Picking Daffodils: A Lesson in Generosity
Today's guest blog is from Heather Frankland from the Lessons From My Parents crowdsourced book project. We invite you to participate and share by going to http://www.familius.com/1lessons-from-my-parents.
To pick a daffodil or a bouquet of daffodils for the neighbors, you only pick those that have been slanted by the wind. You place your fingers as close as you can to the earth, to where the stem begins, and the dirt gets in your fingernails, and you break it. But only those that have been slanted by the wind. Those that stand straight, it isn’t their time yet. Also, it is good to have diversity so look for yellow ones, white ones, small ones, big ones, double crown ones, even your favorite ones that has fragrance and you want to keep only for yourself. It doesn’t matter that the neighbor calls them jonquils, and we call them daffodils. They are the same thing. Tulips are harder to get. Their stems stay strong despite the wind, and snowdrops and crocuses don’t last long outside of the soil. But daffodils, there is something about daffodils, a splash of bright color after a long winter placed on the dinner table, in the bathroom, on the night stand so that they are the first thing you see after shutting off the irritating alarm. This is what we do for our neighbors. We give them daffodils; we share what we have.
Although I didn’t know it at the time, my father was teaching me a lesson in generosity and community. It was something that we did every spring. At first, I felt obligated to do it—scowling while I picked daffodils, at times choosing the upright ones just for spite. But when I knocked on the doors of our neighbors and saw their large, appreciative smiles, I realized that something as small as giving a neighbor flowers from our yard was actually a large deed that could change someone’s day. As I grew older, I no longer needed prompting from my father; I would go out on my own accord and look for them. I loved the strong winds that allowed me to gather daffodils and give them away.
It wasn’t just daffodils that we shared. During the summer our garden was stocked full of tomatoes, zucchinis, and green beans. We would gather bowls of them for our neighbors who didn’t have gardens before the tomatoes grew so ripe that they slipped from their vines and burst on the ground, attracting yellow jackets.
The generosity of my parents is something I admire, and I am glad that I learned this lesson. I remember once when I was in college, I told my dad that I liked his shirt. Without a pause, he offered it to me. You often hear the expression of offering the shirt off of one’s back, but here was my dad actually doing it.
And in the winter, when that Midwestern wind was fierce, blowing out snow and dissolving it in turns into ice, when we didn’t even want to leave the house and bundle up to go to whatever was waiting outside to chill our breath and make our skin feel inefficient, we would go out and help our more elderly neighbors with their driveways as well as check on them.
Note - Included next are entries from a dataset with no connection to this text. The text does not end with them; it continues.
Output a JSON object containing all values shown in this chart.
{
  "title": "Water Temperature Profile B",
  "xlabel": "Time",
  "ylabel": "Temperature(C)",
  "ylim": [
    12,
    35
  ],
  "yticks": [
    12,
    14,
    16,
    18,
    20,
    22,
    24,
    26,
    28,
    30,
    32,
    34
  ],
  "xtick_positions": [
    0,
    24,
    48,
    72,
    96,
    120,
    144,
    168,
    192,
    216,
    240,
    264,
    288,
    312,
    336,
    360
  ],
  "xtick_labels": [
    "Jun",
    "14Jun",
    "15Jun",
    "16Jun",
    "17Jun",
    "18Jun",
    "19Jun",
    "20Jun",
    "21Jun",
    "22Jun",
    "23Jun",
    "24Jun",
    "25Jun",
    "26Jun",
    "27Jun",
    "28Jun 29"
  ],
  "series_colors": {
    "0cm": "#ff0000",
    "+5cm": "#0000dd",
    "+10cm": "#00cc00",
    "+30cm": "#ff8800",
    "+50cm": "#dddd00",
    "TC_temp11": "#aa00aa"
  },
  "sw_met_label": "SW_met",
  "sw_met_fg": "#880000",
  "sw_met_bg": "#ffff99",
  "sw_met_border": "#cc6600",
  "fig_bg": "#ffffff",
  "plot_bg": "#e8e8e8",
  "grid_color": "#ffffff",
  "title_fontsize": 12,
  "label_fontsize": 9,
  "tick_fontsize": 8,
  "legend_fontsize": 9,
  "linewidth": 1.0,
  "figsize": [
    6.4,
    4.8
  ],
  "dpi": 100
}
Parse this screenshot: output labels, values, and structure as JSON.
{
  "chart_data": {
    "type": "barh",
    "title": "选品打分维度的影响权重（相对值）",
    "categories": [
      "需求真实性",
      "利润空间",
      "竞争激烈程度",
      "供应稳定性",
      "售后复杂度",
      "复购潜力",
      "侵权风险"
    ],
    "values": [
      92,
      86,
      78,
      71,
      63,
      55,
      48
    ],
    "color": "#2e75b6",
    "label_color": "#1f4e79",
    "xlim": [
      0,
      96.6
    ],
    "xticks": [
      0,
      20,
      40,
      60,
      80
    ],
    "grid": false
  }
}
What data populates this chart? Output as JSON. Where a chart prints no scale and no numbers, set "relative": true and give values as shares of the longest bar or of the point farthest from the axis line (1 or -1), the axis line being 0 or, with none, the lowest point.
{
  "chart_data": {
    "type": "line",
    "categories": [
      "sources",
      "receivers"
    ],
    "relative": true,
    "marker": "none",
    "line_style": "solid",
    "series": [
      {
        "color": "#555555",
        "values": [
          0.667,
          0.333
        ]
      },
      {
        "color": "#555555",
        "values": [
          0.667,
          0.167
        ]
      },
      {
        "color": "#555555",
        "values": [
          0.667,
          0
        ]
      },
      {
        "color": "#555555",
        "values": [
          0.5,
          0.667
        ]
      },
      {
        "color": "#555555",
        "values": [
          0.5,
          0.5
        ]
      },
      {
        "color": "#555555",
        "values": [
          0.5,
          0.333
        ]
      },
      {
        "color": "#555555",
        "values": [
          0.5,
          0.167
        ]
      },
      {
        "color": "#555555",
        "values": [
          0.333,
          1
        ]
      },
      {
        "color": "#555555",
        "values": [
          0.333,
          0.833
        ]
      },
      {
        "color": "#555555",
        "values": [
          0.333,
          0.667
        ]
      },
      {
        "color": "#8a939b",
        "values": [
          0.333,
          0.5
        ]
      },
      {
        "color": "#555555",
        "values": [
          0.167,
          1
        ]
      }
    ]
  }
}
Even though my parents, as do all, have defects, the importance of being generous, kind, and establishing a community amongst your neighbors is a value that I am so thankful they instilled in me. Whenever you act with that energy, you have no idea what will be the result. Once walking home from high school, I had an acorn in my pocket. I had picked it up along a lawn, and I remember I saw a newspaper boy who looked sad. And even though I liked the way that the smooth acorn felt and wanted it for myself, I had this feeling that I should give it to the boy. Years later when we were both adults, I ran into that boy, and he told me that day when we saw each other and I gave him the acorn, he had been having a lousy day. But that unexpected gift of the acorn changed it. Later on, he planted that acorn, and it grew into a tree. So sometimes you have no idea how what may seem to be a small act of generosity and kindness can grow into something larger beyond what you would ever imagine. Maybe my parents feel that way as well. Since leaving my small city in Indiana, I have worked as a Peace Corps Volunteer and volunteered nationally, too. It is a value that I recognize as important throughout the world. I am not sure if I would be who I am now without this value and I am thankful for it.